Across the Tracks

 

While some think our government has gone overboard on building roads, anger is building in the US as infrastructure, including roads, is crumbling and there’s no money to do anything about it.

A report from a transportation think-tank says in New York, 82% of major roads in the city are in poor condition, and 35% of bridges are structurally deficient.

The story is repeated everywhere. In Indiana, for example 4,111 bridges are either structurally deficient or functionally obsolete, according to the Federal Highway Administration. Pennsylvania has 1300 structurally deficient bridges. An engineer who parked under one main bridge recently looked up and discovered it had a major crack that could have led to a major collapse.

Every state reports not enough funds. Pennsylvania is $4.7 billion a year short of what it needs to keep highways, bridges and transit in good repair.

Politicians are refusing to increase petrol taxes or car rego fees.

From an op-ed in today’s New York Times, entitled “America Goes Dark”:

“..a country that once amazed the world with its visionary investments in transportation, from the Erie Canal to the Interstate Highway System, is now in the process of unpaving itself: in a number of states, local governments are breaking up roads they can no longer afford to maintain, and returning them to gravel.”
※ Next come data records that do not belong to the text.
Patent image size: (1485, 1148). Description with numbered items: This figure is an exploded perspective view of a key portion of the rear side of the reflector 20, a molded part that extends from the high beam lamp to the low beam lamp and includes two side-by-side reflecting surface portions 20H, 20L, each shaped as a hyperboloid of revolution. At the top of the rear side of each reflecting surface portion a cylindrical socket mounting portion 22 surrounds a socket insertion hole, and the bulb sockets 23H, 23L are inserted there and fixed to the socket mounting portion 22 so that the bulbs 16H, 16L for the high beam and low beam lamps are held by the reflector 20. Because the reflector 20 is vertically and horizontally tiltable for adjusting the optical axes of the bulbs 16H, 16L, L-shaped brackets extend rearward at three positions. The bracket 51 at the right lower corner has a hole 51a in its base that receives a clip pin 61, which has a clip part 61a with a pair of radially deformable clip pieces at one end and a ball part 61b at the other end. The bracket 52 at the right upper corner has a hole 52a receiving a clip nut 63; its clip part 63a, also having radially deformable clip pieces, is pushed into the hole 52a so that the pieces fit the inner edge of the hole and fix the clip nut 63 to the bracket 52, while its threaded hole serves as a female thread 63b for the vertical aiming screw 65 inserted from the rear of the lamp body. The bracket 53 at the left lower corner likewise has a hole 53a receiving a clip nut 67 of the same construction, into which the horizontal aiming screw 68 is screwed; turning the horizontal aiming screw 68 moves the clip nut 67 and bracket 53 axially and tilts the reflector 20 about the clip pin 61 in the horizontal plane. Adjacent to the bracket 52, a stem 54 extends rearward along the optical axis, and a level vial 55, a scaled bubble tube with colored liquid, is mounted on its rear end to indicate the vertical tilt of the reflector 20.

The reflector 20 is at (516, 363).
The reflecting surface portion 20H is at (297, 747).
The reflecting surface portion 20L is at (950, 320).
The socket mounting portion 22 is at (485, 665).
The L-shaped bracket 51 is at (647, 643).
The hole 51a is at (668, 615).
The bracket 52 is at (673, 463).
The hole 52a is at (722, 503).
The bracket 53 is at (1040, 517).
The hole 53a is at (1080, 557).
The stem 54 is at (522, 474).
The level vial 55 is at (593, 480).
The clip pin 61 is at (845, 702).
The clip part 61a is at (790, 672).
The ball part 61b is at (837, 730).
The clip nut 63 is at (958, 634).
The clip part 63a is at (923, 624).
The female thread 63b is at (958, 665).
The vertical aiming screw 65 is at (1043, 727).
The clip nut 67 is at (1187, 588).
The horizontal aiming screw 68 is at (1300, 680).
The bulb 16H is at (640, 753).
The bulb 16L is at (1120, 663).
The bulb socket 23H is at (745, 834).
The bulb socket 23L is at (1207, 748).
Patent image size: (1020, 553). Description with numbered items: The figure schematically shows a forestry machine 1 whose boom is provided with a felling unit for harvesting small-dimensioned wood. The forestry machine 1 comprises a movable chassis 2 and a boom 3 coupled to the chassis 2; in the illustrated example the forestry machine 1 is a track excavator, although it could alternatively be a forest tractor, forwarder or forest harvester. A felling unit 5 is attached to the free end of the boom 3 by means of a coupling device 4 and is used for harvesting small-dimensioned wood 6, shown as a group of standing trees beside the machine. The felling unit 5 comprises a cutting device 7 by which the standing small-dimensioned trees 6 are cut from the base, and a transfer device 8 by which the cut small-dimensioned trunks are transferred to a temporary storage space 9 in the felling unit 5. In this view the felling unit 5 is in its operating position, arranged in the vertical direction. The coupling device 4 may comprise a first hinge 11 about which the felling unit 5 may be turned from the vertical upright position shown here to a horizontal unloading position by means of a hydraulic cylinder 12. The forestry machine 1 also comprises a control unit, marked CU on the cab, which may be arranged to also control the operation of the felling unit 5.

Other interesting reading today:

Speed up buses and trains: A mobility expert at the University of South Florida, has applied a time-is-money test to travel by transit, arguing that slow overall speeds of buses and trains rob U.S. riders of $44 billion a year. That’s more than two-thirds the annual time cost of road congestion for many millions more drivers nationwide. Read

Use PT & Save: A report says Americans living in 20 of the nations largest cities could save an average of $12,600 a year if they ditched the car, and just rode public transportation. Read

Historic Railway Bulldozed: Germans are upset by a hotly disputed plan to completely rebuild Stuttgart’s main station at the staggering cost of $12.6 billion. The hugely ambitious scheme involves bulldozing most of an early 20th century railway terminal acclaimed as a monument to early Modernism.

Rugby fan trains work: Dunedin rugby fans loved the idea of going by train to a match in Invercargill - all 300 seats snapped up in 24 hours More

 
 
 

4 Comments

 
  1. Scott says:

    Im quite glad we tax our petrol sales in NZ.

  2. Carl says:

    that trip on the train from otago to invercargill would have been awesome.. anyone do it?

  3. karl says:

    The Stuttgart train station doesn’t really demolish most of the old station at all. The main building is retained, only some wings are going.

    Mind you, if Aucklanders want to see a real CBD tunnel scheme, this is where to look at - most of those 12 billion are for undergrounding an existing terminus as a new through station and digging lots of tunnels. Hopefully, ours will not be so controversial in WHAT to do (we have enough controversy about how to fund it).